The basis for the detection of TFBS pairs is a set of sequences. This set of sequences can either be directly uploaded in FASTA format by the user or can be specified as a list of HGNC gene symbols that are provided by the user. By providing a list of HGNC symbols, the user has the opportunity to specify the promoter regions (up- and down-stram of transcription start site (TSS)), as well as the genome release (hg19 or hg38).

Fasta format of two sequences. The sequences under analysis have to be provided in fasta format. All sequences of the set are listed in one file and each sequence is discriped in one line introduced by ">" that is written above the sequence.

Server input. In the field "Select input data type" defines the user whether he provides a set of gene symbols or a set of sequences. By providing a set of gene symbols, the user can decide in the field "Select a database" which genome release he prefers. In "Parameters" the user can for example decide which maximal distance the TFs building a pair can have, which z-score should be taken as a significance threshold.

Server Results

Results. The first information in the result page is the recapitulation of the input details.

Results summary and static network.

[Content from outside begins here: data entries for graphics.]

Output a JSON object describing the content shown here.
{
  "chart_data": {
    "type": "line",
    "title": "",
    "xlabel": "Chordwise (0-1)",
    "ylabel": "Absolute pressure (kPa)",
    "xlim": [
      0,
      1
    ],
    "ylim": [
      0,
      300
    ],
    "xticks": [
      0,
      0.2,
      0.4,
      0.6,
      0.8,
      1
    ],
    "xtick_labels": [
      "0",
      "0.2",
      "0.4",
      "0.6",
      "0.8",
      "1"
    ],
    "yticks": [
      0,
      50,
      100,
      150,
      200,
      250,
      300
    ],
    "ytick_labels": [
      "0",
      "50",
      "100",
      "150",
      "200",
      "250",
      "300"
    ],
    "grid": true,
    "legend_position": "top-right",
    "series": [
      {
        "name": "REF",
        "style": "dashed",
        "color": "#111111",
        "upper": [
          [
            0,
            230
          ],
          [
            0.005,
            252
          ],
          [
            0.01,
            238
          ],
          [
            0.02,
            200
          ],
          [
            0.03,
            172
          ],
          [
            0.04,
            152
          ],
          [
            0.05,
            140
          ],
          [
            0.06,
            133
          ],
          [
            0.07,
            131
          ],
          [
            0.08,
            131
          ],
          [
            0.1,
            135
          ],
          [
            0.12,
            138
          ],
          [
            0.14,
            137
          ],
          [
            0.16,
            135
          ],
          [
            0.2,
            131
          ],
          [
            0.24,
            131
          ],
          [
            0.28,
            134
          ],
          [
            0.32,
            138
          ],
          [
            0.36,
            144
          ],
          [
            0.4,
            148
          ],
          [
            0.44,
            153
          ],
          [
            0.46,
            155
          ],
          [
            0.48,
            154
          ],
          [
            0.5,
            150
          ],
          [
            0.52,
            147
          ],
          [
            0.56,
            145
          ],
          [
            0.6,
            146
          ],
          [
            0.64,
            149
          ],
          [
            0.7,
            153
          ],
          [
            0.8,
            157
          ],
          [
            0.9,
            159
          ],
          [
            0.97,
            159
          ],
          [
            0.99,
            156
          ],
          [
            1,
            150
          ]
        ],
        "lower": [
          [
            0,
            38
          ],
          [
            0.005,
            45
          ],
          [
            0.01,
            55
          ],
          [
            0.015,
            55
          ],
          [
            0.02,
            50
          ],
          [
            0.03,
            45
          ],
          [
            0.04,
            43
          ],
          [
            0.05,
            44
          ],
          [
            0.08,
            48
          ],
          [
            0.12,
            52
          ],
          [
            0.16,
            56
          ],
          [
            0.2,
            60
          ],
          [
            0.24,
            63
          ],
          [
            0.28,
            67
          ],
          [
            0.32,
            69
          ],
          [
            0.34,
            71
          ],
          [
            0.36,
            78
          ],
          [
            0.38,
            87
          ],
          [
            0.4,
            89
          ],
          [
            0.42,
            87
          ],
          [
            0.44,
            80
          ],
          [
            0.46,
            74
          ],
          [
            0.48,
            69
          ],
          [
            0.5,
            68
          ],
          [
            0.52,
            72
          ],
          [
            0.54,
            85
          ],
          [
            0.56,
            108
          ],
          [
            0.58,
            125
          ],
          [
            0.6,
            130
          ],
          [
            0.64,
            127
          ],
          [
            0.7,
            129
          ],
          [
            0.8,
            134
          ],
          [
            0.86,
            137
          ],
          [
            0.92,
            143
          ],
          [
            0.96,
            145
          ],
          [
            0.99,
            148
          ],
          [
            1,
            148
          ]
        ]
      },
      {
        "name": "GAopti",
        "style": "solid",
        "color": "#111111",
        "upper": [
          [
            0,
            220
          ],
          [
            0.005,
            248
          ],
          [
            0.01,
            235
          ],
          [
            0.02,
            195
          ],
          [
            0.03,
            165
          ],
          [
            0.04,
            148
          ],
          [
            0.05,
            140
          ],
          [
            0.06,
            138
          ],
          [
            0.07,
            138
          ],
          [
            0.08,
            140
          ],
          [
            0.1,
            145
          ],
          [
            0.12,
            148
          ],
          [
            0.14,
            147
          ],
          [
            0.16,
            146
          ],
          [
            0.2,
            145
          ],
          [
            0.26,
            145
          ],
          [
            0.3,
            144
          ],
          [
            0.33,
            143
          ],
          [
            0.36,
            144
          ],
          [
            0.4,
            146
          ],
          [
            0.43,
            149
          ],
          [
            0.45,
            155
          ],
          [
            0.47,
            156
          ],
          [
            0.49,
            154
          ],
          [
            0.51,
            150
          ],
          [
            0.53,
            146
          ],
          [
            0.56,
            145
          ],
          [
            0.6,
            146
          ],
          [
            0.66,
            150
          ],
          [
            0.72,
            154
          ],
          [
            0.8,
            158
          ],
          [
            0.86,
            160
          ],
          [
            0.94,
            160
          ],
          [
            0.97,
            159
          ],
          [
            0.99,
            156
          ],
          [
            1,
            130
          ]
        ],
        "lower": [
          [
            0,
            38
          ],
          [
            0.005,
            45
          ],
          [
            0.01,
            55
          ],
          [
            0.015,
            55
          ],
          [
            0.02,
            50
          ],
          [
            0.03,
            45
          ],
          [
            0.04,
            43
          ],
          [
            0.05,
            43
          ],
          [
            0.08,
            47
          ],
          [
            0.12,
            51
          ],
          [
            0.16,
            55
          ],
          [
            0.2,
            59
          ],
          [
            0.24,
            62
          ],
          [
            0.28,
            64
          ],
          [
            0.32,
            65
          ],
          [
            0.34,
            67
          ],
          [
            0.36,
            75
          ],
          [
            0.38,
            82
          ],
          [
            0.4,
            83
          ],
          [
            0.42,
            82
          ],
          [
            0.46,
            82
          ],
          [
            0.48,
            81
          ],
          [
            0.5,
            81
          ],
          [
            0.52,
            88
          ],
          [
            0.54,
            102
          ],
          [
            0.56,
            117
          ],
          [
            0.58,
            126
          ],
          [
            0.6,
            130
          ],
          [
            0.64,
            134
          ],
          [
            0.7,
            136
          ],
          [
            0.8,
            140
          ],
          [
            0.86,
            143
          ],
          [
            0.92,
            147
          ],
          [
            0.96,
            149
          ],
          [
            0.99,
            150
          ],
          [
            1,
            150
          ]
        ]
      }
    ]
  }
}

In the results summary, the total number of significant pairs is given in combination with the number of pairs that have experimentally evidence as well as the number of not yet validated pairs. Further, a static network is provided with TFBSs as nodes and edges representing the potential interactions between them.

Pair list with logoplot . The PC-TraFF significant pairs are ranked according to their z-score and if available, listed with experimental evidence. Clicking on the "info" button, the logoplots for both TFBSs of the corresponding pair appears together with the TFs binding to that TFBS.

Interactive Network: Graph info Provided information are the number of nodes and edges as well as the hubs of the network with its top three collabortaion partners, the z-score and if available, the experimental reference.

Node properties Selecting a node provides information about that node, like the corresponding logo plot, the TFClass classification of the related TFs as well as the TRANSFAC description of these TFs.

Edge properties Selecting an edge, the related TFBS pair is shown in combination with its distance distribution in the sequence set. Additionally, for that genes are listed, in which the selected pair occurs most frequently. For each gene, the preferred distance, for the selected pair, in the gene is represented.

Markov clustering network. The results of the Markov clustering algorithm are also presented in an interactive network.